What's the difference between Azure Load Balancer Basic SKU and Standard SKU, and does it matter for troubleshooting?
It matters a lot. Standard SKU is closed by default, all traffic is blocked unless NSGs explicitly allow it, while Basic SKU is open by default. Standard SKU supports zone redundancy, outbound rules, and has full diagnostic logging and metrics; Basic SKU has minimal monitoring. Most Azure Load Balancer troubleshooting issues that stump people are caused by the Standard SKU's secure-by-default stance, particularly around health probe blocking.
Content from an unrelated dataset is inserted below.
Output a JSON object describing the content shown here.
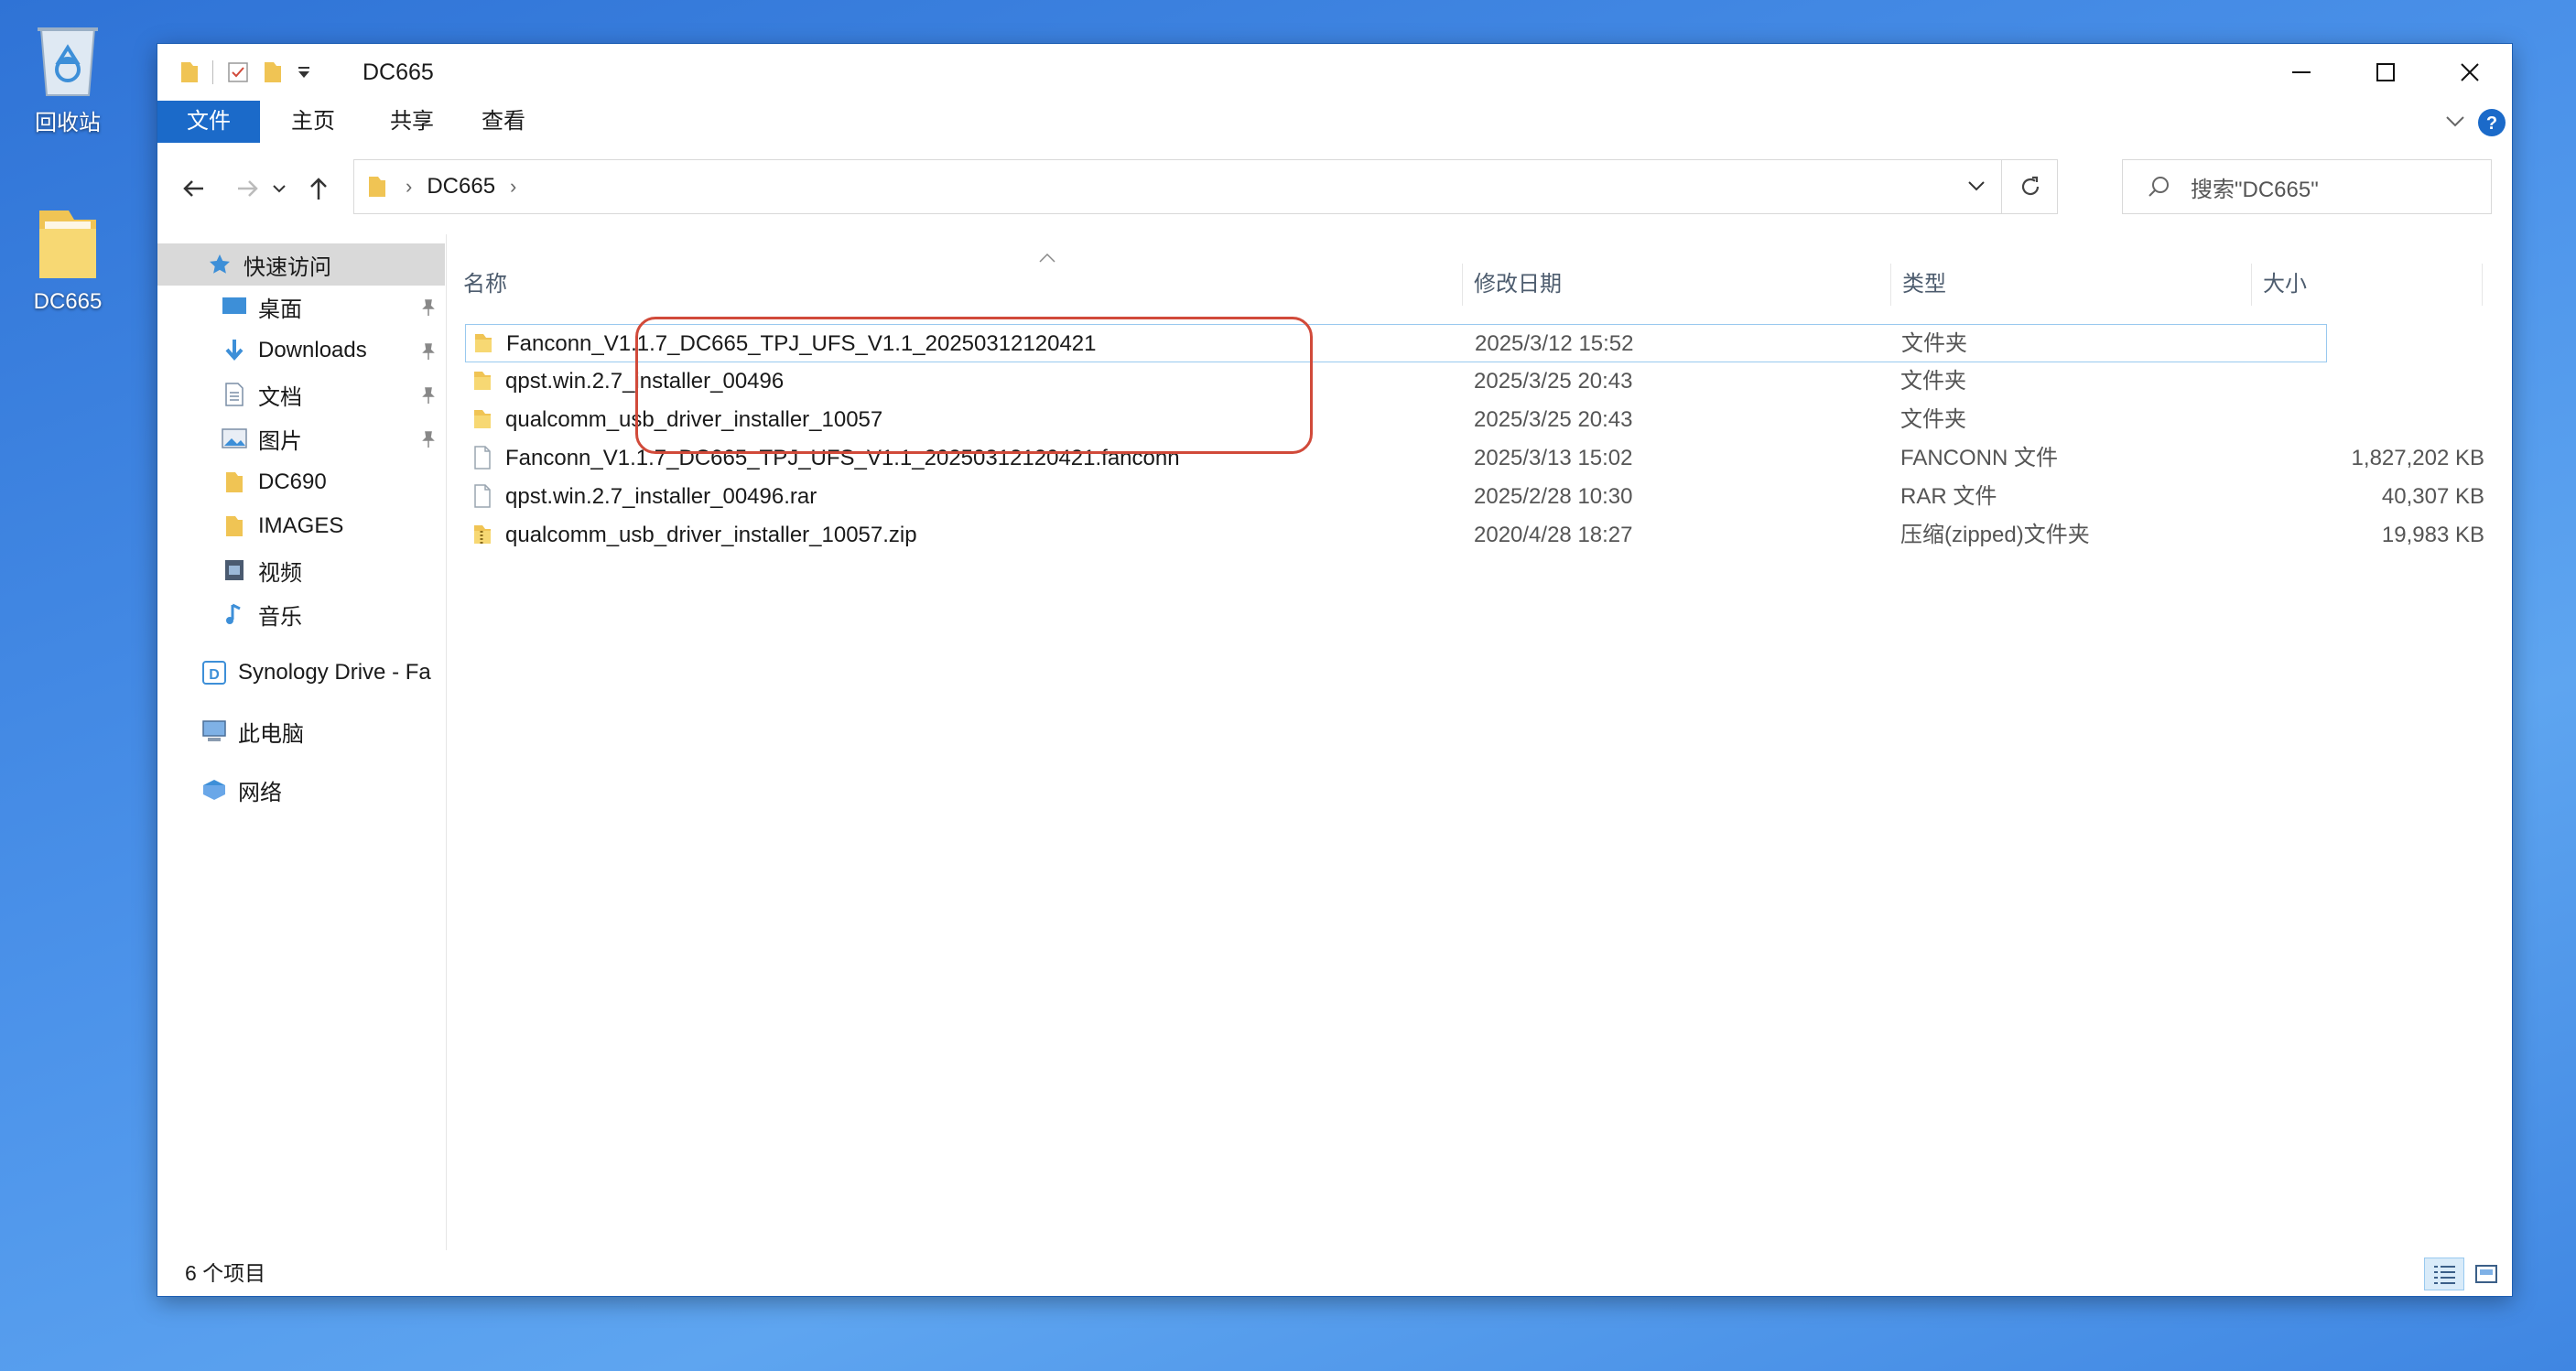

Basic SKU is also being retired by Microsoft, so if you're still on it, migration to Standard should be on your roadmap.
How do I test Azure Load Balancer connectivity without affecting production traffic?
The best approach is to use Azure Network Watcher's Connection Troubleshoot tool, it sends synthetic test traffic from a source VM or a Network Watcher agent to your load balancer frontend and reports whether the connection succeeds, fails, or is blocked, along with the specific hop where the failure occurs. You can also spin up a test VM in the same VNet and use curl, telnet, or Test-NetConnection (PowerShell) to test specific ports without touching production clients. This gives you a controlled test plane completely separate from real user traffic.